Transfer matrix method for fundamental LP01 core mode coupling in a tilted FBG sensor

Abstract

Fibre Bragg gratings (FBGs) are obtained through a permanent and periodic refractive index modulation in the core of the single-mode optical fibre. For many years, they have been employed in telecommunication industry as a passive device for wavelength division multiplexing and dispersion compensation components, or in laser apparatus for laser fibre stabilization, Erbium amplifier gain flattening device and amplifier pump reflectors. In aerospace structures, FBGs are used as sensors for structural health monitoring of composite materials as they are able to perform measurements of several parameters inside the material in an elegant and low intrusiveness way.
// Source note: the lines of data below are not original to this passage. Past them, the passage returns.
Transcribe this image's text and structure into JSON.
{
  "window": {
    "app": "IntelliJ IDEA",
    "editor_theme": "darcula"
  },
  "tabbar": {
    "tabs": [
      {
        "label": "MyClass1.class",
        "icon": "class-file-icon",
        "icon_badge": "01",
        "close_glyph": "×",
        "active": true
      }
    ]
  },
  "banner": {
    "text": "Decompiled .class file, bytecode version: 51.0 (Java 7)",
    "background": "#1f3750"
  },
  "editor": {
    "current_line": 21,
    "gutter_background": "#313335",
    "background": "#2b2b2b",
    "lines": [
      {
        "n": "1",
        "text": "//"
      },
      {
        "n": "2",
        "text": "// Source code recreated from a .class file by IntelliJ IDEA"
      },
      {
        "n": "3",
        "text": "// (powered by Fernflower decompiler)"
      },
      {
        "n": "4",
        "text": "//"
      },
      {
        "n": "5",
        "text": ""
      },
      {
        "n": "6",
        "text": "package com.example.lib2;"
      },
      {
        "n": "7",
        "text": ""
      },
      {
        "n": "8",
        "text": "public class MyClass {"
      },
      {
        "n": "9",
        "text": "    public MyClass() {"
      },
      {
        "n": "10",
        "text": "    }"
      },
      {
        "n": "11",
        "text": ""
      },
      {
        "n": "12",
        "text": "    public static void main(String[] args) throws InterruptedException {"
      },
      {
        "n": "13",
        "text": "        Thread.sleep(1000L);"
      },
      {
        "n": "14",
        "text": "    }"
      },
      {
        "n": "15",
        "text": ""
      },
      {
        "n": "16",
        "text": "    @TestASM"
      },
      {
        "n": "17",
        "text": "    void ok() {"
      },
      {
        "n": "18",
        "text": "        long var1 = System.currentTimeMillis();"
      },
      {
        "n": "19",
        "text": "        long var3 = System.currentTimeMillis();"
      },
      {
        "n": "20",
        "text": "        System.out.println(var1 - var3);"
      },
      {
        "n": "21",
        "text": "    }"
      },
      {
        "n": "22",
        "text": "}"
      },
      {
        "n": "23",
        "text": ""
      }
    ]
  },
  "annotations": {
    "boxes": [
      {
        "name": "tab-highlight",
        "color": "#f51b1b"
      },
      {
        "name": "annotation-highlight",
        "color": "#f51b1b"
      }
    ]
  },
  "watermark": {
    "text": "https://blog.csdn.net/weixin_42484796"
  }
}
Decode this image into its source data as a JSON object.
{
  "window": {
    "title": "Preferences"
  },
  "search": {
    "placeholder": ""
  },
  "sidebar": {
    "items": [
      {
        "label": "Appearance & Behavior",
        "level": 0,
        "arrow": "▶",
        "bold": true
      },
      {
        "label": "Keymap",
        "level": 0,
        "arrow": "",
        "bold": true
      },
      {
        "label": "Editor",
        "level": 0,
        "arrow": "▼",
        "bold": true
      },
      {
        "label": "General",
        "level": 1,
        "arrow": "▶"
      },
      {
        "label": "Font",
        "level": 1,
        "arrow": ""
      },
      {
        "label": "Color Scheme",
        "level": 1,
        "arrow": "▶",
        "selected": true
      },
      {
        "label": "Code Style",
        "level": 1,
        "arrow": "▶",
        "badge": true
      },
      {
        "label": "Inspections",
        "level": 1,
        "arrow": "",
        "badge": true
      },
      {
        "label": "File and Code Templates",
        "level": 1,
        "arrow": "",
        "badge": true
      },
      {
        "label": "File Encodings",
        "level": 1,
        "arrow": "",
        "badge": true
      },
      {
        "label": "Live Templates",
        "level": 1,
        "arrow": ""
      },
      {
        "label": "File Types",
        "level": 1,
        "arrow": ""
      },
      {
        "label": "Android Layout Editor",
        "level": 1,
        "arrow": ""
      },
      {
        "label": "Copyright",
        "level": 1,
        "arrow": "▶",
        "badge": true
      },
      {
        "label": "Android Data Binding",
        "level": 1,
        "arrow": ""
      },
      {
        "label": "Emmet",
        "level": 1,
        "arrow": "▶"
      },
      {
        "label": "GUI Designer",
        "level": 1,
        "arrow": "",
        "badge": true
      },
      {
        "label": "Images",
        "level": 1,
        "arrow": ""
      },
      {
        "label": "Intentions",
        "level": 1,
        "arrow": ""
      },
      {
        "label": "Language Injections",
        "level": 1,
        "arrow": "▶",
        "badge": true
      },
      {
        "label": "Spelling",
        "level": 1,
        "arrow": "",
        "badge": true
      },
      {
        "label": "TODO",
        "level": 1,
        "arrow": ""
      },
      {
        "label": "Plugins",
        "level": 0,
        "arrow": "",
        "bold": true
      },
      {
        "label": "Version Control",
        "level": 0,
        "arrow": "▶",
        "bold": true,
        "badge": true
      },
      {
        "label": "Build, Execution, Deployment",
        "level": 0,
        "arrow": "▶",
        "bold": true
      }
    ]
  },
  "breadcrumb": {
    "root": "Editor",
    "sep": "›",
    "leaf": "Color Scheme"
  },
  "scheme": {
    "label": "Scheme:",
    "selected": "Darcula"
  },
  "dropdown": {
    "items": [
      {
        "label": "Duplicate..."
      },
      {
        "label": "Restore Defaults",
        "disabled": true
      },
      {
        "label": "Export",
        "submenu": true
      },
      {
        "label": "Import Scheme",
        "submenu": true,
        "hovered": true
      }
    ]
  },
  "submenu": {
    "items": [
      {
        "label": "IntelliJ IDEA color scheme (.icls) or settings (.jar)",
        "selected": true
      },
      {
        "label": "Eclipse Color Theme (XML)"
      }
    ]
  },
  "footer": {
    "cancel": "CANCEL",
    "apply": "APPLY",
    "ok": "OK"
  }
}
Based on the Bragg and optical fibre structure many kind of customizations can be applied on FBG sensors during the manufacturing process. Each of them gives to the FBG sensor different proprieties and sensing abilities. In this work, we address the numerical simulation of the reflected spectrum by a special FBG sensor called a tilted FBG (TFBG), in which the core refractive index modulation is performed in way to obtain a tilted Bragg super-structure. By considering the classic Coupled-Mode theory for weakly-guided waveguides, we solved the mode propagation equations with the Transfer Matrix method (TMM) obtaining the TFBG reflectivity for different tilt angles.